= Fabio Calzavara =

Italian politician and entrepreneur (1950–2019)

Fabio Calzavara (21 September 1950 – 28 May 2019) was an Italian entrepreneur and politician, He was the co-founder of Liga Veneta (1980), a federalist party settled in Padua (Veneto region).

He was a member of the board of "European Federalist Union" (UEF) founded in Zurich (Switzerland), from 1982 till 1986. He was a member of the National Council of the "Free Autonomist Entrepreneurs Association" (ALIA) from 1993 – 1994 and later on the "Free European Federalist Entrepreneurs Association (LIFE) from 1995 – 1997.

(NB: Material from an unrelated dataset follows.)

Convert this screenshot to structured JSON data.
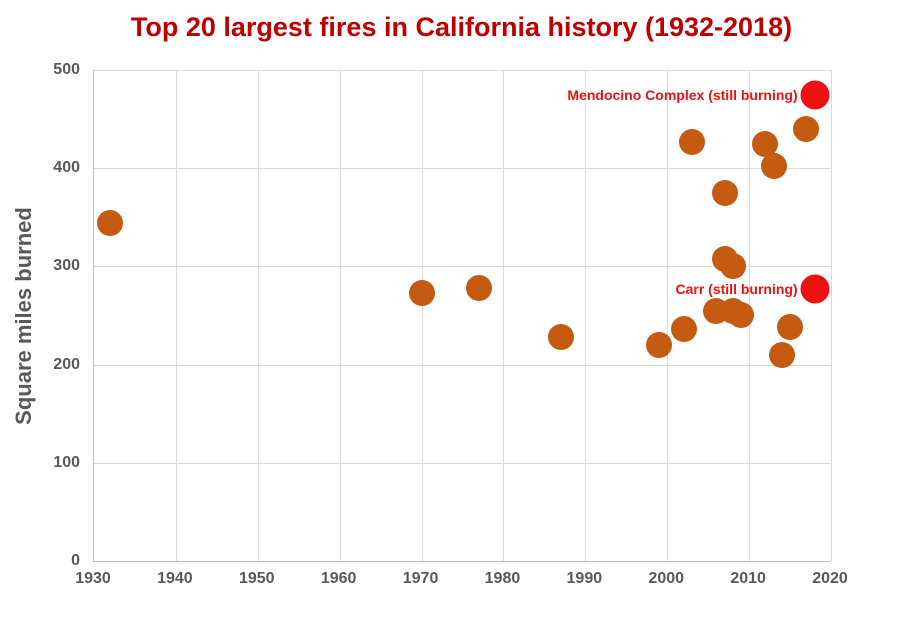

He was a member of the Italian Parliament and a Foreign Affairs Committee member of Camera dei Deputati from 1996 – 2001. He was a member of the first Inter-parliamentarian Commission between Italy and the Russian Federation from 1997 – 2001.

As an independent consultant, he was accredited at the European Parliament in Bruxelles/Brussels from 2003 – 2004.

He was also elected in the following local public Administrations:

- Member of Province Council of Treviso, Veneto Region (1985 – 1990);
- Member of Common House Council of Montebelluna, Veneto Region (1987 – 1991);
- Member of Common House Council of Mel-Belluno, Veneto Region (1994 – 1998).

In December 2000, he participated in the first public humanitarian aid to Iraq under the embargo, organized by Abbé Pierre and Jean-Marie Benjamin on a special flight from Paris to Baghdad, with 180 participants as parliamentarians, diplomats, journalists, religious workers, and ONG volunteers from France, Italy, Switzerland, the Netherlands, and Great Britain.

From 2005 he lived in Moscow, Russia. He died there on 28 May 2019 of a heart attack, at the age of 68.